The second playground ever to have been designed by and built for teenage girls is in the city of Yangon in Myanmar. (At least as far as we know it’s the second, please do write and tell is if you’ve found another one.)
The project was put together by local social enterprise Doh Eain, which means Our Home. They specialise in community-focussed regeneration of urban space, and in the course of their work came to realise that teenage girls felt very marginalised in the city. As in many places, girls felt unsafe and pressurised to stay at home, but Yangon, the largest city in Myanmar, has very particular problems too; not only verbal harassment but unwanted groping is a huge problem in public places.

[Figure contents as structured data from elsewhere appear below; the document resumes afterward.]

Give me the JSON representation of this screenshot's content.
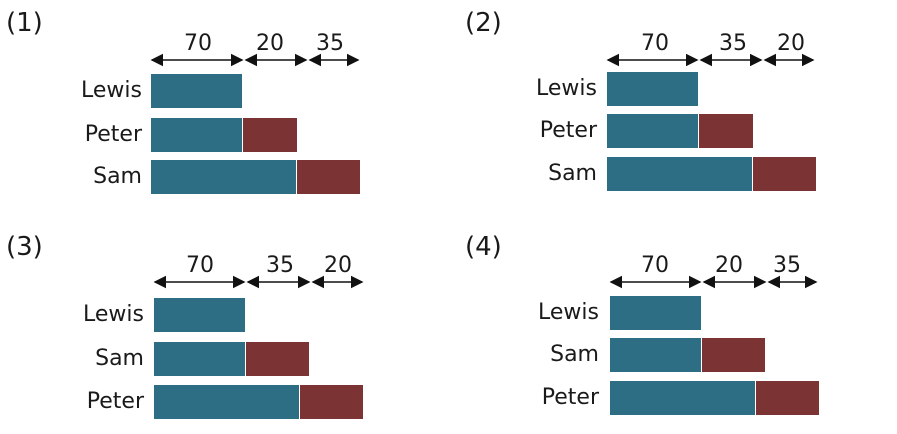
{
  "colors": {
    "teal": "#2e6e84",
    "red": "#7b3333",
    "arrow": "#111111"
  },
  "panels": [
    {
      "label": "(1)",
      "segments": [
        "70",
        "20",
        "35"
      ],
      "rows": [
        "Lewis",
        "Peter",
        "Sam"
      ]
    },
    {
      "label": "(2)",
      "segments": [
        "70",
        "35",
        "20"
      ],
      "rows": [
        "Lewis",
        "Peter",
        "Sam"
      ]
    },
    {
      "label": "(3)",
      "segments": [
        "70",
        "35",
        "20"
      ],
      "rows": [
        "Lewis",
        "Sam",
        "Peter"
      ]
    },
    {
      "label": "(4)",
      "segments": [
        "70",
        "20",
        "35"
      ],
      "rows": [
        "Lewis",
        "Sam",
        "Peter"
      ]
    }
  ]
}
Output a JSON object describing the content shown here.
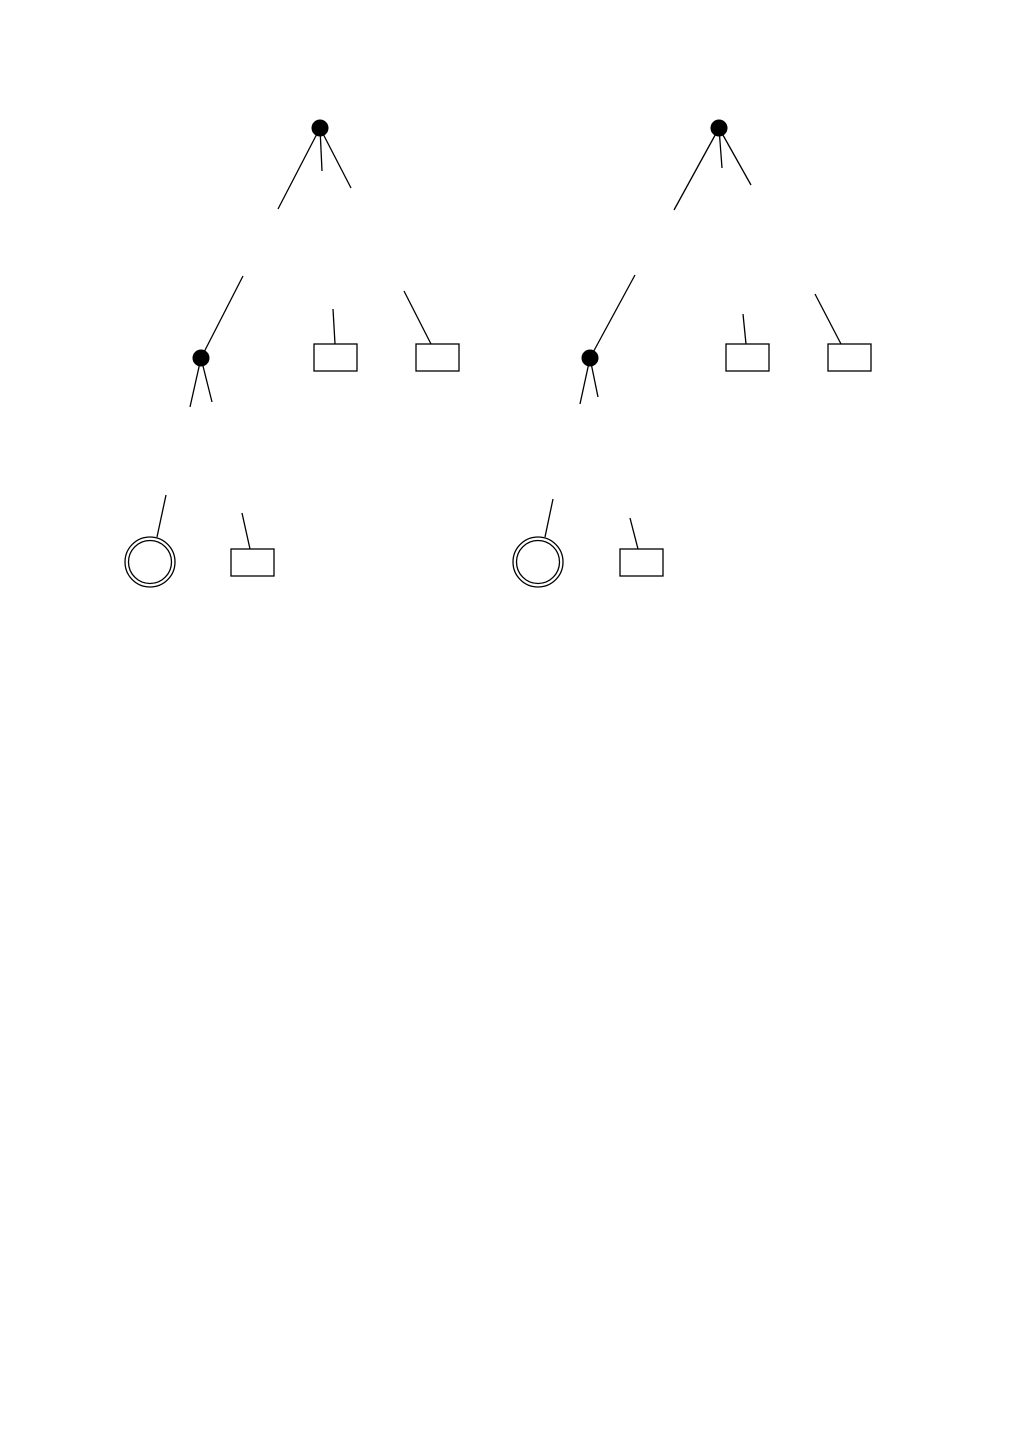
{
  "diagram": {
    "kind": "tree-pair",
    "trees": [
      {
        "name": "tree-left",
        "node_types": [
          "branch",
          "branch",
          "box",
          "box",
          "double-circle",
          "box"
        ]
      },
      {
        "name": "tree-right",
        "node_types": [
          "branch",
          "branch",
          "box",
          "box",
          "double-circle",
          "box"
        ]
      }
    ],
    "colors": {
      "line": "#000000",
      "background": "#ffffff",
      "branch_fill": "#000000"
    }
  }
}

Because of this, girls didn’t feel that even parks were safe places for them to go. So it felt particularly important for them to have their own space in the city. Creating that mean that the girls were at the centre of the process from the start.
They developed the vision, worked out the layout and then presented their ideas to the neighbourhood.
The final design was a playground divided into different areas, so that there is always room for a different group.
It has high spaces with plenty of space to hang out and chat.
Not only have they created a great park, the fact that the girls designed the park themselves has given them a sense of agency and being recognised.
And it has swings. Of course it has swings.
Not only have they created a great park, the fact that the girls designed the park themselves has given them a sense of agency and being recognised.
But perhaps the most crucial thing is that the park exists in the first place. It represents to all girls, not just the ones who built it, that they have a right not just to be in public space but to feel safe there. And as such it’s a very important design indeed.